Besides updates surrounding the 2016 Presidential campaign, today's media is littered with updates surrounding violence in the United States and the world. This is true for Latin America.
Considering the novel I recently read in class called, “The Taker and Other Stories" by Rubem Fonseca. It seems obvious that while it may not be the only source I draw upon, Latin America suffers from different forms of violence. One major source of violence in Latin America is that of class differences. That is to say that the impoverished people often feel especially discriminated against in society leading them to believe that those in power, more than often the wealthy, owe them something. The Taker and Other Stories, specifically the short stories of Happy New Year and The Other of this novel, do well to represent the problems that lead to violence associated with struggles between classes, mainly stemming from the gaps of wealth between the wealthy and the poor.
The short story, Happy New Year, helps demonstrate how class differences lead to tension and inevitably to violence. Poorer men decide to murder and rob the wealthier people for several reasons that all stem from the common theme of dissatisfaction among classes. These men choose to rob and murder because they feel that the wealthier people owe them something more than money or material things. They feel that they are owed attention, and because they will not be given attention on an average day and they decide that in order to obtain it, they must take it. This desire to take attention and decision to act on it leads to the violent deaths of several wealthy and seemingly innocent people celebrating the New Year. One particularly blatant example of a demonstration of violence in the hopes for attention is shown by the robbers’ desire to see someone stick to the wall: “Watch how this one sticks.” It would be one thing to just kill the wealthy people but the men opt to kill them in more of an execution style which commands more attention and is more violent.
Similar to Happy New Year, The Other, demonstrates the tensions between the upper and lower classes. The ‘other’ represents the poor who live hard, difficult lives each day and the executive represents the typical professional upper class man. Before the executive had a heart problem, he never looked at the everyday struggles around him on the street. It isn’t until his own life is in danger that he begins to notice others who struggle on the street. That is when he begins to give money to the poor boy every day. I don’t think that in this case the poor feels entitled to attention but he surely looks to command emotional attention which the wealthy executive mistakes for a desire to receive a monetary gift. The boy says, “You’re the only one I have” but the executive is fed up with helping him by giving him what he thinks he wants: money. The executive decides to kill the boy and his act of violence shows that violence is not only for the poor. The violence cycles between the wealthy and the poor.
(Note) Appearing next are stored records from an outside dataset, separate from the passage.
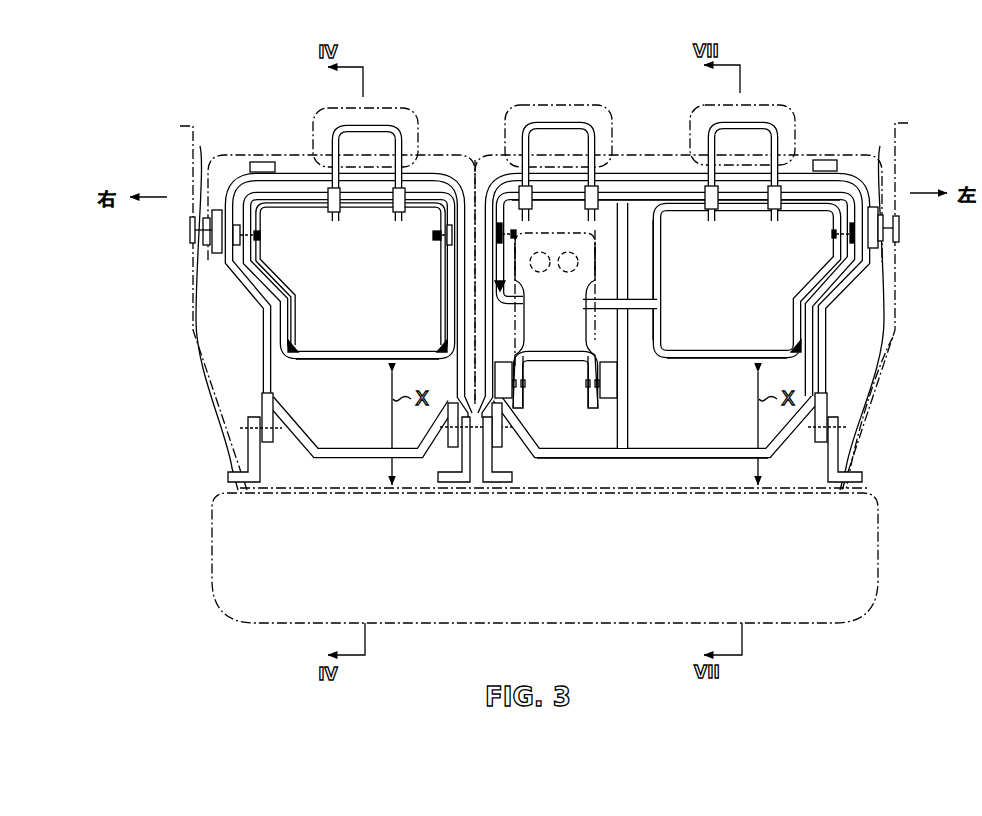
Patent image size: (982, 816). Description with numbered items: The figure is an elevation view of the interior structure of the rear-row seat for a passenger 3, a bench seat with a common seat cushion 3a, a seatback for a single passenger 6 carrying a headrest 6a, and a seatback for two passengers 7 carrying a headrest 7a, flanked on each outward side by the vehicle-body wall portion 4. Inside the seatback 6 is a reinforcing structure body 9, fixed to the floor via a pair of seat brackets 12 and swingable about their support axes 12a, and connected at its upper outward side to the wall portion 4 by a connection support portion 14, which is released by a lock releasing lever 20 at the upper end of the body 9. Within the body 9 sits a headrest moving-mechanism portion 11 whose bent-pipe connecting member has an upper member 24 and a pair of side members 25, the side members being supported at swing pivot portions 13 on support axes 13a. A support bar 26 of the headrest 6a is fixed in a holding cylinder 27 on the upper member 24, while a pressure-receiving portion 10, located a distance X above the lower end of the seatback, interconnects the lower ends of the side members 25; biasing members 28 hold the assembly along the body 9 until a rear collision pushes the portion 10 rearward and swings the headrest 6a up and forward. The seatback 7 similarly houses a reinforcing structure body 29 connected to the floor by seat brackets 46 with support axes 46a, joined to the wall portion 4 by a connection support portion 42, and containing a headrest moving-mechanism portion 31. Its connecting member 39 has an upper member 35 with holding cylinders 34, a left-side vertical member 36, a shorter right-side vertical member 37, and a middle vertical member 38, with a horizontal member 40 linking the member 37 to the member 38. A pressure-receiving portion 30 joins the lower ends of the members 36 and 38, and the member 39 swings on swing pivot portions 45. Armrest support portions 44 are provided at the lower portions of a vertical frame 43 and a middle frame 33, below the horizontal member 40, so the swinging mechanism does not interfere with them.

The seat for a passenger 3 is at (860, 141).
The seat cushion 3a is at (878, 500).
The vehicle-body wall portion 4 is at (190, 166).
The seatback for a single passenger 6 is at (440, 146).
The headrest 6a is at (318, 108).
The seatback for two passengers 7 is at (870, 333).
The headrest 7a is at (587, 105).
The reinforcing structure body 9 is at (258, 332).
The pressure-receiving portion 10 is at (363, 360).
The headrest moving-mechanism portion 11 is at (445, 186).
The seat bracket 12 is at (248, 452).
The support axis 12a is at (262, 420).
The swing pivot portion 13 is at (237, 247).
The support axis 13a is at (260, 224).
The connection support portion 14 is at (186, 238).
The lock releasing lever 20 is at (262, 162).
The upper member 24 is at (292, 194).
The side member 25 is at (295, 313).
The support bar 26 is at (336, 175).
The holding cylinder 27 is at (397, 205).
The biasing member 28 is at (286, 350).
The reinforcing structure body 29 is at (872, 276).
The pressure-receiving portion 30 is at (717, 362).
The headrest moving-mechanism portion 31 is at (672, 244).
The middle frame 33 is at (630, 423).
The holding cylinder 34 is at (590, 196).
The upper member 35 is at (677, 195).
The left-side vertical member 36 is at (800, 304).
The right-side vertical member 37 is at (526, 272).
The middle vertical member 38 is at (668, 282).
The connecting member 39 is at (668, 464).
The horizontal member 40 is at (640, 310).
The connection support portion 42 is at (910, 226).
The vertical frame 43 is at (490, 332).
The armrest support portion 44 is at (503, 392).
The swing pivot portion 45 is at (512, 233).
The seat bracket 46 is at (490, 482).
The support axis 46a is at (502, 446).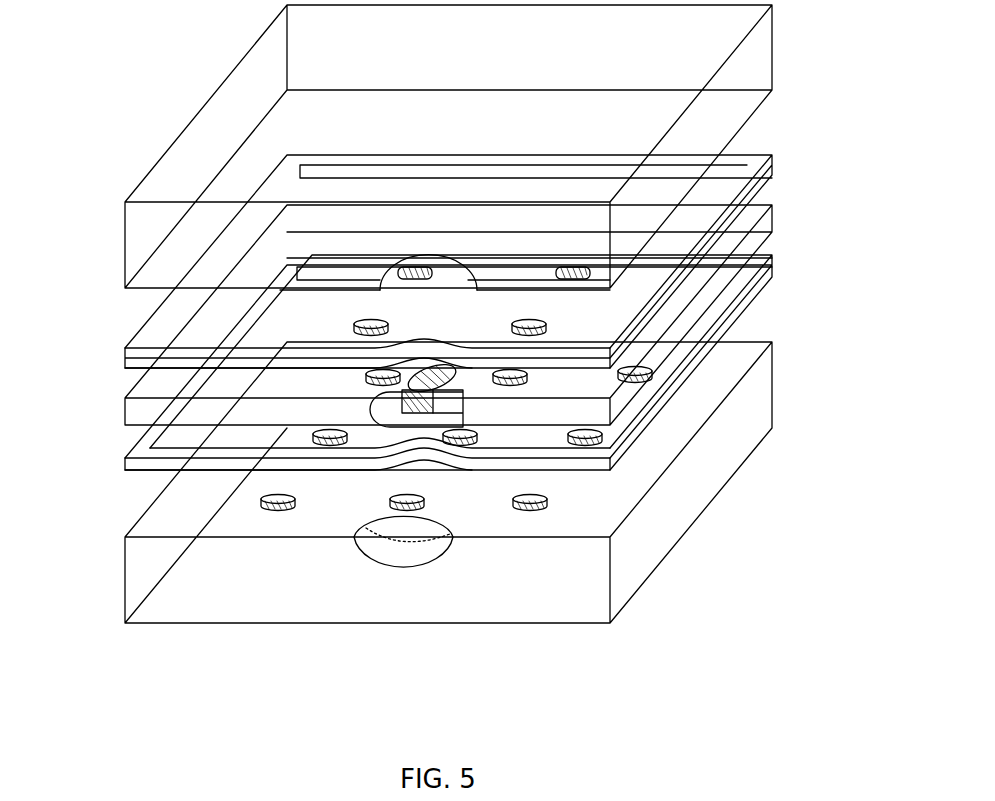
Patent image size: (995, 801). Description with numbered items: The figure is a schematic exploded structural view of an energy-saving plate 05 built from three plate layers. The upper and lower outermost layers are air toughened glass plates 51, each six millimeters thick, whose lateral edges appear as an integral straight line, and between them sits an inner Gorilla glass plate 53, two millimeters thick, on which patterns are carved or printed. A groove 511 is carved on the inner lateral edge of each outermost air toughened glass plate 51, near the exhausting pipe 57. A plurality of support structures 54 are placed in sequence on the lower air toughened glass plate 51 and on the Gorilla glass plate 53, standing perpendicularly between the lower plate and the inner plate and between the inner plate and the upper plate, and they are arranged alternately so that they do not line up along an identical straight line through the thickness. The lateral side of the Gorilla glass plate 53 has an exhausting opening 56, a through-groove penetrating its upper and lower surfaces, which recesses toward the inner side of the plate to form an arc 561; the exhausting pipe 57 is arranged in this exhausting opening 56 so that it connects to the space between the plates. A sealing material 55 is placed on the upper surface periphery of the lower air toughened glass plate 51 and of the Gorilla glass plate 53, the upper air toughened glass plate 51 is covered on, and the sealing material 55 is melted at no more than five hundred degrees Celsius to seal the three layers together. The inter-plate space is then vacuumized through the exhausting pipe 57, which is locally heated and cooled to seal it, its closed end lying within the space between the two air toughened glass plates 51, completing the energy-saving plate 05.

The air toughened glass plate 51 is at (152, 230).
The groove 511 is at (440, 254).
The Gorilla glass plate 53 is at (143, 413).
The support structure 54 is at (533, 313).
The sealing material 55 is at (140, 351).
The exhausting opening 56 is at (402, 393).
The exhausting pipe 57 is at (433, 410).
The arc 561 is at (440, 408).
The energy-saving plate 05 is at (832, 638).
These two examples have helped to reaffirm the idea that a vast amount of violence in Latin America is spurred on by differences among classes, specifically between the wealthy and those in poverty. In a very simplified manner, the lower class feels that the upper class owes them something and react against the upper class who will either deny them attention by ignoring them or respond with violence. These differences lead to a seemingly never ending cycle of hatred between the wealthy and the poor.